Speaking of which, MX Linux 25.2 has arrived with restored switchable-init support (sysvinit or systemd), kernel 7.0 from the Liquorix project, and a long-overdue Raspberry Pi edition refresh. As Canonical prepares to ship Ubuntu 26.10 with a "context-aware desktop powered by LLMs" and Ubuntu-based Linux Lite 8.0 already bundles local AI models, MX Linux's systemd-optional, AI-free approach is attracting users who want their operating system to stay out of their way. The distro's excellent MX Tools suite — for managing kernels, drivers, repositories, and system configuration — remains one of the best-kept secrets in Linux user-friendliness.

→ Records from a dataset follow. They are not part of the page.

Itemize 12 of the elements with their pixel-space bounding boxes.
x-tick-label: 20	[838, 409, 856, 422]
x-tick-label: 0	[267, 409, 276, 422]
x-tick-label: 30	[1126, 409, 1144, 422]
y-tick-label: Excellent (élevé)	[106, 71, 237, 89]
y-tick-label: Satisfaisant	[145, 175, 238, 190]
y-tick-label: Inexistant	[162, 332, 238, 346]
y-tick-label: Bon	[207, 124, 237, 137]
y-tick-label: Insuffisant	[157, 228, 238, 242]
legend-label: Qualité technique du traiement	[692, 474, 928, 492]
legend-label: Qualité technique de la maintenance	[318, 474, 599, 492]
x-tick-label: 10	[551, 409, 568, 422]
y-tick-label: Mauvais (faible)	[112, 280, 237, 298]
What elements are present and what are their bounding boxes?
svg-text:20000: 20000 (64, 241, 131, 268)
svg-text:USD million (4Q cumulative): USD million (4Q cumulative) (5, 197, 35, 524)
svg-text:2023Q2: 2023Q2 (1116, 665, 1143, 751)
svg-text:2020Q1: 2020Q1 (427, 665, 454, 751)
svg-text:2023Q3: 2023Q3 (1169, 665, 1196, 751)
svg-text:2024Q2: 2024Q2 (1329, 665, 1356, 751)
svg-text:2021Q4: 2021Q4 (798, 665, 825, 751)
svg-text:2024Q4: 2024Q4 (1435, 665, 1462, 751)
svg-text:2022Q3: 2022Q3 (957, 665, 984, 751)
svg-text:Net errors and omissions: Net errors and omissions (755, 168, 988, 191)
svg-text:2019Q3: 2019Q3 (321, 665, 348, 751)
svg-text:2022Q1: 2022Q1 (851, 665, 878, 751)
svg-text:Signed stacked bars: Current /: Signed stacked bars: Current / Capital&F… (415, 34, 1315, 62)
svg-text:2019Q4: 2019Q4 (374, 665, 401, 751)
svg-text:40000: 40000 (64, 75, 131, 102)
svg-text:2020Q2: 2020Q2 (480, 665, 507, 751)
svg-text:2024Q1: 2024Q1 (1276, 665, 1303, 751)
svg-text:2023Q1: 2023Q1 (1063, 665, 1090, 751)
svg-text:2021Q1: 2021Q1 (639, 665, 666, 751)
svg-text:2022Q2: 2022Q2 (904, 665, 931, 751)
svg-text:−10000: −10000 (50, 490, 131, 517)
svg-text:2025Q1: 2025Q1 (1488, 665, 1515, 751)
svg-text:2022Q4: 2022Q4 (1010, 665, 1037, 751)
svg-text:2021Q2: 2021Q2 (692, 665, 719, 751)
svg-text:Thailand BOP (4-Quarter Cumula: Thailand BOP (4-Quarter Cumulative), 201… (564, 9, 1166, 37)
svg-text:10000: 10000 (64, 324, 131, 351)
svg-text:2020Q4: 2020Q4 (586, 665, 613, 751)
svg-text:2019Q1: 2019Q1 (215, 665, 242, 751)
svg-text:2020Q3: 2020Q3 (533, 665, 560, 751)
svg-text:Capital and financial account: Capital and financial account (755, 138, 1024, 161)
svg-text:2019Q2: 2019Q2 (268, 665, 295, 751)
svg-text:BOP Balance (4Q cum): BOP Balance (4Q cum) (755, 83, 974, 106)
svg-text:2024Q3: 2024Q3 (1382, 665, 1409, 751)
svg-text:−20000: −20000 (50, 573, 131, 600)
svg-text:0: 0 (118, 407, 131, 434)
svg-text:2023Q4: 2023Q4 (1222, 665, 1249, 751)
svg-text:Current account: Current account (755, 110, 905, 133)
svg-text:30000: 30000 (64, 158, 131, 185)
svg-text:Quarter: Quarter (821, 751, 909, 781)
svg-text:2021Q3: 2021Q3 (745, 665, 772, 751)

🏢 Meta Unwinds $2B Manus Deal After Beijing's Demand
Meta has reportedly moved to unwind its $2 billion deal with Chinese AI startup Manus after Beijing demanded changes to the agreement, per TechCrunch. The deal, announced just weeks ago, was seen as a major validation of Manus's agentic AI platform and a strategic move by Meta to expand its AI capabilities. The Biden-era tensions between US tech companies and Chinese AI firms continue to reverberate, with the political landscape around cross-border AI deals growing increasingly complex. Neither Meta nor Manus have officially commented on the report.
🔄 GitHub Struggles Under AI Coding Traffic Surge
GitHub has been battling persistent service availability issues as AI-assisted coding drives unprecedented traffic volumes. The Register reports that GitHub is now handling 1.4 billion commits per month — up from 1 billion for the entire year of 2025. The platform has been trying to migrate more workloads to Azure infrastructure, but reliability remains uneven, with unofficial trackers putting 90-day uptime at 87.26%. GitHub's SVP of engineering acknowledged the challenges, noting that planned 10x capacity increases from October 2025 had to be revised to 30x by February 2026 as the AI coding boom accelerated far beyond expectations. The platform briefly halted new Copilot subscriptions to manage costs, highlighting the real infrastructure costs of the AI coding revolution.
🧠 "AI Is Code" — The Limits of Prompt Engineering
The Register published a provocative piece arguing that treating AI models as systems that can be "prompted into being smarter" misunderstands their fundamental nature. From Java tests to obscure cultural references, LLMs keep proving they'll confidently produce plausible-sounding but wrong answers. The piece argues that the industry's obsession with prompt engineering obscures a simpler truth: AI models are code, and like all code, they have hard limits that no amount of clever prompting can overcome. It's a timely reminder as organizations rush to deploy AI across every function without fully understanding where the technology's boundaries lie.
📋 Quick Bites
- "Don't trust large context windows" — A popular Hacker News post (220 points) detailed real-world testing showing that LLM performance degrades significantly as context windows fill up, challenging vendor claims about million-token contexts.
- India debates its AI future — As Anthropic suspends access to Fable 5 for foreign nationals, India's government and tech community are rethinking their reliance on US frontier models.
- FBI builds fake town — The Bureau constructed a replica small town to simulate real-world cyberattacks, a novel approach to cybersecurity training.
- Sonos Play review — TechCrunch calls the new Sonos Play the go-to desk and kitchen speaker of 2026.
- Chinese cybercrime operation — Google sued a Chinese cybercrime operation that used AI to scam "hundreds of thousands of victims."
- Mistral raising €3B — The French AI startup is rumored to be raising €3 billion at a €20 billion valuation.